Oh hey, I looked it up as well.

He's better than you think (http://sports.espn.go.com/mlb/stats/fielding?groupId=9&season=2003&seasonType=2&split=83&sortColumn=rangeFactor) . By range factor he's third in the league. A slightly dubious stat, but it just means that he gets too a lot of balls. He's a little below average by fielding percentage, but that just means he busts his ass to get to a lot more balls and picks up the error, rather than a slouch like Manny Ramerez or Geoff Jenkins (http://sports.espn.go.com/mlb/stats/fielding?groupId=9&season=2003&seasonType=2&split=83&sortOrder=true&sortColumn=fieldingPct) .

Now if you said that he missed time due to a leg injury last year, and he's older, has a lot of years of playing on turf and is a possible injury risk, I wouldn't argue with you. Or an average hitting left fielder, (http://sports.espn.go.com/mlb/stats/batting?split=0&league=mlb&season=2003&seasonType=2&sort=OPS&type=reg&ageMin=0&ageMax=99&state=0&college=0&country=0&hand=a&pos=lf) that I could buy. But calling him a 'below average' fielder is speculation and perpetuation of a bad rumor.
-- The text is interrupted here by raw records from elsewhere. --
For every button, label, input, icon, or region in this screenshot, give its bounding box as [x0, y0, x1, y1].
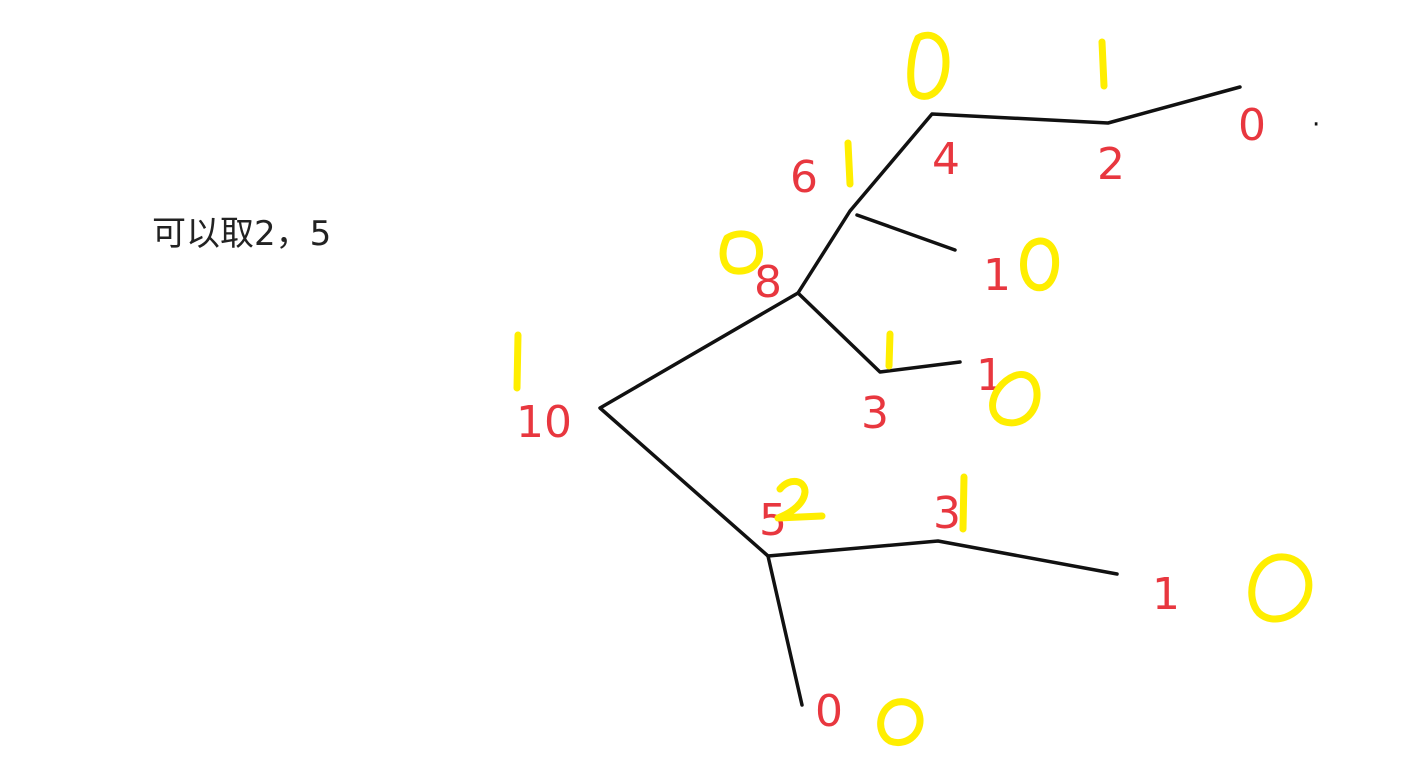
node-label-0-top: 0 [1238, 100, 1266, 151]
node-label-0-bottom: 0 [815, 686, 843, 737]
note-text: 可以取2，5 [152, 214, 332, 254]
mark-zero-top [907, 31, 950, 100]
mark-zero-near-8 [719, 230, 764, 275]
mark-one-top-right [1098, 38, 1108, 90]
node-label-4: 4 [932, 134, 960, 185]
mark-one-near-3-lower [959, 473, 968, 533]
node-label-2: 2 [1097, 139, 1125, 190]
edge-branch-0 [766, 554, 804, 707]
mark-zero-bottom [877, 698, 924, 746]
node-label-1-middle: 1 [976, 350, 1004, 401]
tree-edges [598, 85, 1242, 707]
yellow-annotations [513, 31, 1313, 746]
edge-branch-3 [796, 291, 962, 374]
mark-two-near-5 [774, 478, 826, 522]
mark-one-near-6 [844, 139, 854, 188]
mark-zero-upper-right [1020, 237, 1060, 292]
mark-zero-lower-right [1248, 553, 1313, 623]
mark-one-left [513, 331, 522, 392]
node-label-3-middle: 3 [861, 388, 889, 439]
mark-one-near-3 [885, 330, 894, 370]
mark-zero-middle-right [989, 371, 1041, 427]
node-label-6: 6 [790, 152, 818, 203]
node-label-3-lower: 3 [933, 488, 961, 539]
stray-dot: · [1312, 110, 1320, 140]
edge-upper-branch [598, 85, 1242, 576]
node-label-10: 10 [516, 397, 572, 448]
node-labels: 0 4 2 6 1 8 3 1 10 5 3 1 0 [516, 100, 1266, 737]
edge-branch-1a [855, 213, 957, 252]
node-label-1-lower: 1 [1152, 569, 1180, 620]
node-label-1-upper: 1 [983, 250, 1011, 301]
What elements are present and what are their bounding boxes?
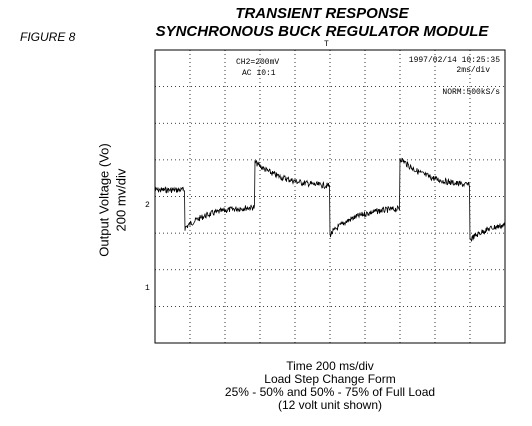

I guess his arm is 'weak'. Looking at the number of assists he puts up, I can see that he'll only get you 8 assists a year to every 13 assists that the 'young guns' get. So those 5 outs are pretty significant over 1100 innings...

:)

Yeah, but I read an article based on that stuff from a thread on this site and it said that overall, Carlos Lee was the second best defensive leftfielder in baseball last season. And yes, that is in black text. :?:

I believe what I see, and Stewart certainly is not as good as what they had in left.